District finances were just as troubled. With nearly all of the big business and industry gone in Wellston and a vast majority of its homes owned by the Wellston Housing Authority, Brown said the district lacked the tax base to fix its crumbling buildings and outdated classrooms.
Wellston first started educating students in the late 1890s and was once one of the region's wealthiest suburban areas, thanks to a bustling commercial strip fed by a major streetcar terminus. Its center was the home to the regal Mikado and Wellston movie houses and a thriving shopping district.
But then the buses came in the 1960s, and the streetcars went away. Malls were built farther north and west, and much of the white population went with them on the interstates to new subdivisions. All the students now in the Wellston School District are African-American.
Since news in December of the high school's closure, the school has let much of its maintenance and some programs go. A third floor exit sign is shattered. Nobody has bothered to take down a poster in the science lab vandalized by graffiti. And the basement shop class never opened its doors this year.
This week, librarian Jonathan Sanders began packing up a collection of books he has toiled to rebuild in the last three years. He'll be moving on to the Hazelwood district next year. Many of his colleagues have yet to find jobs in this tight economy.
Near the front entrance, the once-glittering glass trophy cases sit empty. Wellston may be small and poor, but its Trojan basketball teams have always rocked their competitors.
Fearing students might take the trophies as mementos, administrators made the early decision to pack them away. Sanders said Normandy officials have assured the students they will have a special case in their new school to show them off.

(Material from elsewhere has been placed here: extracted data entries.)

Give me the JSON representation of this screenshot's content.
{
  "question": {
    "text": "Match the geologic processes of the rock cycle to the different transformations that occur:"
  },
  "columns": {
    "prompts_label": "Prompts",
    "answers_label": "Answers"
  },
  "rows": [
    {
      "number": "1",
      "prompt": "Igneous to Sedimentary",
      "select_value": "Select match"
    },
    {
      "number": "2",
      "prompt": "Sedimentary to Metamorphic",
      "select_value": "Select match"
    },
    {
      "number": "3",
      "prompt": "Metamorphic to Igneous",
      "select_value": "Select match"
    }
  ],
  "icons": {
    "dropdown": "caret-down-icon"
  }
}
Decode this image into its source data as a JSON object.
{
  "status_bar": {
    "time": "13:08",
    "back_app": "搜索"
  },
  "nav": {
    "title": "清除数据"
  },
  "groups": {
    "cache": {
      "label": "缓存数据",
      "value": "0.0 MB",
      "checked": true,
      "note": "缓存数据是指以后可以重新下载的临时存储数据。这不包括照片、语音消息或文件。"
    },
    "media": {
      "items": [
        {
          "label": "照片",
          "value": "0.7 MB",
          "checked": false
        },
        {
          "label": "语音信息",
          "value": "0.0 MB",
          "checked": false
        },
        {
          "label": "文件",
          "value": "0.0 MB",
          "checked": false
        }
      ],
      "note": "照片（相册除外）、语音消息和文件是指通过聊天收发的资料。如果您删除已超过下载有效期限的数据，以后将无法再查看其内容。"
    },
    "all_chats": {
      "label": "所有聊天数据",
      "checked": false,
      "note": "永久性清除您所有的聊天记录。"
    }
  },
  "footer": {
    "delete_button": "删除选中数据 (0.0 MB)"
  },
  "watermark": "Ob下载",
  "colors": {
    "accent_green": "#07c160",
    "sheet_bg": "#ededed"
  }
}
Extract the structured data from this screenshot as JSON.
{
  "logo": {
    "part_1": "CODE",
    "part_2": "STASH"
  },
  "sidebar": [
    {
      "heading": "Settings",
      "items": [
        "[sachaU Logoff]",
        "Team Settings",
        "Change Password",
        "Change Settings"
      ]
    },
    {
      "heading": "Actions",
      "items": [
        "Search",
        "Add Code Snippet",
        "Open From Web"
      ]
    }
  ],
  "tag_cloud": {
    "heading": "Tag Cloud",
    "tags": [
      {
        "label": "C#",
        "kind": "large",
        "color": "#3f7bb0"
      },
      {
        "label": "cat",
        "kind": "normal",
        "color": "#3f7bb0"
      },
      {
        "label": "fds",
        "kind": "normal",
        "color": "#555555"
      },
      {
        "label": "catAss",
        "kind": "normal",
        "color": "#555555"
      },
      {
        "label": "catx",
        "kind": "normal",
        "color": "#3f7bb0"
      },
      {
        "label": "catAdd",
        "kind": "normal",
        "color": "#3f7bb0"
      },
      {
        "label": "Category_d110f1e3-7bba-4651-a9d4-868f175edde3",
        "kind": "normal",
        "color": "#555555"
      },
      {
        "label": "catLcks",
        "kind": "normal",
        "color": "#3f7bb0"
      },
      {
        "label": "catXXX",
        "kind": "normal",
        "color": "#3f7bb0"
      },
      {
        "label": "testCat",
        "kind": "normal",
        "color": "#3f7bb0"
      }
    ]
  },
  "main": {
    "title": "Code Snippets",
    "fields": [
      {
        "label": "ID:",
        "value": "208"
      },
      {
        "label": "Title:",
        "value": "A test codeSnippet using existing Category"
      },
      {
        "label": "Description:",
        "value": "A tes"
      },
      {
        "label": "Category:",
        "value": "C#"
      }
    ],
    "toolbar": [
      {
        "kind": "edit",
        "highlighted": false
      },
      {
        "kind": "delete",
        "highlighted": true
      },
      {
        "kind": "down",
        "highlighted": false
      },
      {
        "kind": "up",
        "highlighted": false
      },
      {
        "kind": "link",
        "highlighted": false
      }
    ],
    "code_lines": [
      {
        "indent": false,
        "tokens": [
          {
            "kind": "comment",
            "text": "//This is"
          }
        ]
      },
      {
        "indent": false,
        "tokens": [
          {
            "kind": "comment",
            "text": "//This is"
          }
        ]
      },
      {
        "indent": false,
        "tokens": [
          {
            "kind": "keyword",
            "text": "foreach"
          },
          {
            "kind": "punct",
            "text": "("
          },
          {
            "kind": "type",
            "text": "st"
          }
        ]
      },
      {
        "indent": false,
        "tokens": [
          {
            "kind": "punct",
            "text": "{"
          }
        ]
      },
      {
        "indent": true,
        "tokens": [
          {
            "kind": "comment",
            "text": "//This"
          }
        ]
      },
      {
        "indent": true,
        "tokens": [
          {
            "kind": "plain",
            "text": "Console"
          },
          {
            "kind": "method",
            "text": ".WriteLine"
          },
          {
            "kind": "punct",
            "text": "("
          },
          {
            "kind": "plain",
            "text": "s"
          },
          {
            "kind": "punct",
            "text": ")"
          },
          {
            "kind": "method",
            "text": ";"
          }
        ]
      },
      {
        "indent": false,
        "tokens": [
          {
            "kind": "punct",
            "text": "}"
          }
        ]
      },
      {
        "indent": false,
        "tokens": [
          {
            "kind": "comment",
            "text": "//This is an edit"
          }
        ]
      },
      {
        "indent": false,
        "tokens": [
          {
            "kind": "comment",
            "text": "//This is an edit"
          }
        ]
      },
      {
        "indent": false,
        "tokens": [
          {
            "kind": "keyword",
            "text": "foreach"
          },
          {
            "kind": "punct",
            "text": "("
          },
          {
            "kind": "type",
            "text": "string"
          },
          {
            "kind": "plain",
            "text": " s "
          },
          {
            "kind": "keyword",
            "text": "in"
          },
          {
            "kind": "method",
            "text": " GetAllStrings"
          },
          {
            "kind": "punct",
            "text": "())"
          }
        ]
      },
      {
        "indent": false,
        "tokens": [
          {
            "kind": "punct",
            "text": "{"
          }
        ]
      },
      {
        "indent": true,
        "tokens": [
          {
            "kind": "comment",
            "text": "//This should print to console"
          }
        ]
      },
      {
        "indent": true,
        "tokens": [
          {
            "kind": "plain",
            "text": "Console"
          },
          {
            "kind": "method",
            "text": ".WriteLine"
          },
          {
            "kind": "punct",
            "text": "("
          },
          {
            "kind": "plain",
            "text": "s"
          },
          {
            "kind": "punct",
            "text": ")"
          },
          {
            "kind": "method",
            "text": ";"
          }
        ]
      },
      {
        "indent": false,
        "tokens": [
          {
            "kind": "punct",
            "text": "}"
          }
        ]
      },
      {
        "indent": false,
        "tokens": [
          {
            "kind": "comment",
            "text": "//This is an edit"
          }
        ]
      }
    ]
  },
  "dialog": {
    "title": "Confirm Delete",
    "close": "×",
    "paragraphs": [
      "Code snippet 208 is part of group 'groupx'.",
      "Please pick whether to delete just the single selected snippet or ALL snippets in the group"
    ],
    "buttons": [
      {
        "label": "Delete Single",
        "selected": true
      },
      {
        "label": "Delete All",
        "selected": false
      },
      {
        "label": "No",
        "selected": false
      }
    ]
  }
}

In the school's creaky old gym, students Jamie and Tyrice said they would never forget the scene in January of Wellston's last-ever Trojan basketball game. Fans filled a balcony that hadn't been used for years. It felt like the entire city had turned out.
"It was packed. You should have seen it," Tyrice said proudly. "Everybody was here."
Now Jamie and Tyrice are grappling with the painful realization that their own commencement will be at Normandy High. Their basketball team will be their archrival — the black and green Normandy Vikings.
Bill Cary, class of 1947, remembers going to the old Wellston High School — a brick and columned Beaux Arts-style building so big it could easily cast a shadow over the smaller Eskridge built in the 1960s.
Like so many buildings in Wellston, Cary's old high school now sits abandoned and decaying about a half-mile away. Weeds and trees grow out of its gym floor.
Cary said he joins the current students in mourning the district's passing. This year, the St. Peters resident and several fellow alumni met with some of the Eskridge students. Together, they made videos on the district, then and now. They became friends.
Cary told the students that, even back in his day, Normandy was their dreaded rival. He told them the world is a big place and change is part of life.
"I just told them, make the best of it, because good things will come from it," Cary said.
Tyrice and Jamie are trying to do that.
Inside the computer lab, they thought about their futures.
Around them, tables that used to hold dozens of computers were empty. Only two computers remained. After a theft of new iMacs in Shea Dixon's computer lab a few weeks ago, administrators put the rest in storage.
"Honestly," Dixon said of the thieves. "I believe they were thinking, these are our computers — not Normandy's.
Tyrice sighed. The sixth period bell had just sounded in the stairway. From his pocket, he pulled out his Normandy class schedule for next year and unfolded it. His courses include physics and multimedia. Eskridge currently offers neither. Pretty cool, he admitted.
"They've got more opportunities to push me and get me ready for college," he said of Normandy.